POCAHONTAS, Ark. – Dozens gathered in downtown Pocahontas on Wednesday morning to demand answers from the county clerk.
With a Sunday deadline looming for petitions to be ratified and verified, organizers of the Keep Revenue in Randolph County group, seeking to make the county ‘wet’ for alcohol sales, were informed of several hundred signatures being rejected from the submitted petitions.
Group chairman Linda Bowlin described some of the rejections as understandable but the majority of those rejected seemed to be over minute or petty reasons.
Randolph County Clerk Rhonda Blevins explained her rationale to the concerned group meeting Wednesday morning at the old courthouse in downtown Pocahontas. She claimed she was trying to perform her job without allowing her personal beliefs on the matter to influence her.
“Do you want me to do a job right or do you want me to lean one way or the other?” Blevins asked, seeming to be perturbed by the question. “We are trying to follow the law.”
However, Blevins had difficulty in following the law in 2015, when the U.S. Supreme Court legalized same-sex marriage. In the days that followed, Blevins told media outlets she was waiting on God to tell her what to do.
“This is totally different. My personal views is [sic] not interfering,” Blevins said. “I am doing this as legal as we know how.”
Blevins admitted to many mistakes during the rejection of signatures Wednesday morning, though. She and her office mistakenly rejected petition signatures who did not have three matching pieces of information to the voter registration. It was agreed upon Wednesday, including by Blevins, that only two (signature, birthdate, address) need to match.

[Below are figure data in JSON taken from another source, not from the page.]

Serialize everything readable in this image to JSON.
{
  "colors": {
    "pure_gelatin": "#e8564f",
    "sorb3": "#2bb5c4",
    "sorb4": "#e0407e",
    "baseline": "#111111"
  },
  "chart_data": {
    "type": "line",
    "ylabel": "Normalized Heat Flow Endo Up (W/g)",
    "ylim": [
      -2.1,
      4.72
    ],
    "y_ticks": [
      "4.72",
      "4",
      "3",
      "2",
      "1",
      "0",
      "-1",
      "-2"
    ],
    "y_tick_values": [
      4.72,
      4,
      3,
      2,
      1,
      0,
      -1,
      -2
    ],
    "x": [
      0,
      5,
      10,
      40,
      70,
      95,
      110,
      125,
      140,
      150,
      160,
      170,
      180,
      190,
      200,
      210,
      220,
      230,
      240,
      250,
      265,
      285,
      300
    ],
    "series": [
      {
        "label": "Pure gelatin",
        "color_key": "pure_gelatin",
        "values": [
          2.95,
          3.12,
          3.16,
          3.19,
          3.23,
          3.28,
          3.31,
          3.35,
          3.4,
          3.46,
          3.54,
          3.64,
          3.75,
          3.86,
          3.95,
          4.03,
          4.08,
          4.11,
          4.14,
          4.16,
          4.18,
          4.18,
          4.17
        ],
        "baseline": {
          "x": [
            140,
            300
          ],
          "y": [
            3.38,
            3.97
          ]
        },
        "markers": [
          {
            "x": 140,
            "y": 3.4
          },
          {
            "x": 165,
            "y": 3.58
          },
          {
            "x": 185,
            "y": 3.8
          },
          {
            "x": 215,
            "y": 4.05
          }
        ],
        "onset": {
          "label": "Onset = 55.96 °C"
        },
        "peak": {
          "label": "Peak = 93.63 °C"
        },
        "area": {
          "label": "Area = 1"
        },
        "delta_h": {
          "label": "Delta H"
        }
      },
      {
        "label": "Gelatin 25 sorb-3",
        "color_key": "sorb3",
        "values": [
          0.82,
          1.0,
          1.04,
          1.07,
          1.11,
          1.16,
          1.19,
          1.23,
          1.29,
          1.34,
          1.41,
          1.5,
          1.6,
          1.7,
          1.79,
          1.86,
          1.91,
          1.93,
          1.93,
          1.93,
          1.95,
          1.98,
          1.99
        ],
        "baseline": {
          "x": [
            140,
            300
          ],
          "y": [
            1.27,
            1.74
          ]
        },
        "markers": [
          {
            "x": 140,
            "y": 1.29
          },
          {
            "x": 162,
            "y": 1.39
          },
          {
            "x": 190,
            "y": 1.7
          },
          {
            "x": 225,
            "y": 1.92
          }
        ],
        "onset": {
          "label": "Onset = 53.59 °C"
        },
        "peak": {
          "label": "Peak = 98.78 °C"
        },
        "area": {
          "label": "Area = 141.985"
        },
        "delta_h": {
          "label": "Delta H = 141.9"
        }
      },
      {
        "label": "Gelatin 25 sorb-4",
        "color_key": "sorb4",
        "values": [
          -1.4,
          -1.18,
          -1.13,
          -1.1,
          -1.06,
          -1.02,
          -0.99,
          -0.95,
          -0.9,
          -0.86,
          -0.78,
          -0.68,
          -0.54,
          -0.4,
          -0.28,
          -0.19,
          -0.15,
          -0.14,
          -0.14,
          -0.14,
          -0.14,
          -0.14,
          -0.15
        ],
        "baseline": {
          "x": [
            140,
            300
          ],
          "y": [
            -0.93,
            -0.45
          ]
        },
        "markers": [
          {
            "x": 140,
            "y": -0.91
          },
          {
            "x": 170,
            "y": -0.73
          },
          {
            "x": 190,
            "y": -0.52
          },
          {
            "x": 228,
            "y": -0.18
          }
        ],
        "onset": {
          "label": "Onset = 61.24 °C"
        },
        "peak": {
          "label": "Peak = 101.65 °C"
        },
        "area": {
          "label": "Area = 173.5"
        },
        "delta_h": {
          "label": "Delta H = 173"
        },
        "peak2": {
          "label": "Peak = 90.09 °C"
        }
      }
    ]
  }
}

Blevins also said she would not be rejecting petition signatures because the signatures do not match, and admitted her staff was not trained in recognizing handwriting. She said the process will begin once again and she will go back through the entire list of names again.
What makes each rejection so important is, once a single signature is rejected on a petition page, the entire page of signatures is also rejected, even if they were all valid. This is not the only challenge, as a whopping 38 percent of registered Randolph County voters must sign the petition just to give voters in November the opportunity to vote yes or no. This is more people than who voted in the last election for county judge, Bowlin said.
Bowlin also said Blevins should be airing on the side of caution for voters’ rights, something she said Blevins did not appear to have always done in this situation.
The evidence seems to support this belief.
NEA Report obtained copies of a voter’s registration form, belonging to Kaffie Jean Smith. Smith’s signature on the registration form is in this photo:
However, Blevins office determined the above signature did not match the signature on the petition, visible here:
While no two signatures would be exact, the two resemble one another with the latter, obviously, being signed in more of a rush while the first, on the form, was signed with more time.
An easy-to-see difference between someone quickly signing a petition and someone methodically signing their registration form, right? Not to Blevins’ office. And we may know more about how so many mistakes similar to the one above were made.
An anonymous source shared a screenshot of a Randolph County deputy clerk’s Facebook status, posted as she processed petition signatures.
The post, visible only to those who are friends with Duff including the anonymous source, indicated she was listening to music while processing petitions and, potentially, rejecting hundreds of voters based on incorrect reasoning. By itself, this might not be a big detail but some were concerned with the lax attitude considering the number of mistakes made by Blevins’ office.
Bowlin was frantically trying to gather enough signatures to make up for those lost, but with only a few days before the deadline, she expressed frustration at Blevins efforts. In response, Blevins said she had “bent over backwards” to help Bowlin and the group’s petition.
Several questioned this, including one young lady who said she was a relative of Blevins. According to her, Blevins just returned from a vacation to the beach and had been unavailable for much of the time leading up to this week’s controversy.
And ironically, the relative of Blevins also said her signature was rejected by the county clerk for the petition.